Thursday, March 28, 2024

Second Harvest halts monthly food bank deliveries

Short term solutions proposed

Posted

BREWSTER – Operations that have always been close to the bone for the Brewster Food Bank just got a little leaner after Second Harvest in Spokane announced last month that it is suspending its monthly food deliveries.

Second Harvest is a nonprofit that supplies a network of 285 partner food banks, meal sites and other programs feeding people in need in 21 counties in Eastern Washington and five counties in North Idaho.

The news came as a surprise to the Okanogan County Board of Commissioners (BOCC) during their mid-December meeting. Second Harvest advised that the combination of low crop yields and high fuel prices were major factors affecting the service.

Former Brewster Food Bank manager Dan Biddle told The Quad last Friday, Dec. 30, that Second Harvest sources cannot resume monthly deliveries of partial loads of food until economic and supply issues improve.

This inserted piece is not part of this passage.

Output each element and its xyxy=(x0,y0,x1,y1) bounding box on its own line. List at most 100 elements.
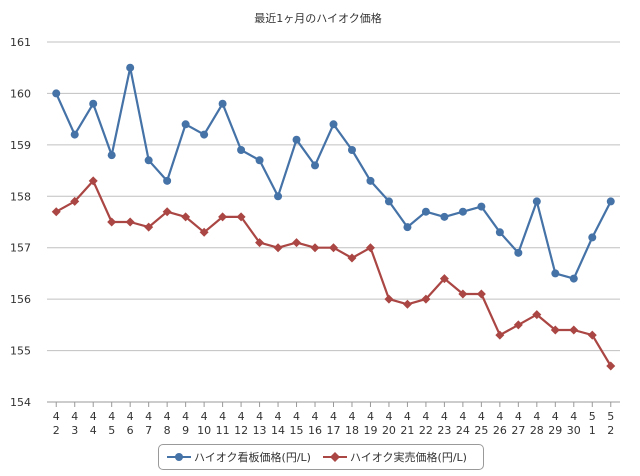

“The last time I talked to them it was left at: ‘Let’s see what happens in a couple of months,’” Biddle said.

Biddle said that the Second Harvest truck would also pickup back hauls of fruit from Gebbers Farms on return trips to Spokane.

At its Dec. 19 meeting the BOCC proposed to allocate $200,000 in America Rescue Plan Act (ARPA) funds to help Okanogan County pantries while a long-term remedy is developed.

Commissioner Chris Branch said he has reached out to the Okanogan County Community Action Council (OCCAC), Aging and Adult Care and North Central Accountable Community of Health (NCACH) among others to help come up with a solution.

Church said a source at The Emergency Food Assistance Program (TEFAP) wrote that the agency will “be providing crisis funding to eastern Washington to TEFAP contractors given the impact of service change at Second Harvest.”

The USDA’s Food and Nutrition Service website (fns.usda.gov) said TEFAP “is a federal program that helps supplement the diets of low-income Americans, including elderly people, by providing them with emergency food assistance at no cost. Through TEFAP, the U.S. Department of Agriculture (USDA) purchases a variety of nutritious, high-quality USDA Foods, and makes those foods available to state distributing agencies.”

The Catholic Charities Brewster Food Bank gets food and donations from other sources, but the Second Harvest deliveries play a vital role in keeping shelves stocked for the weekly Thursday food distributions.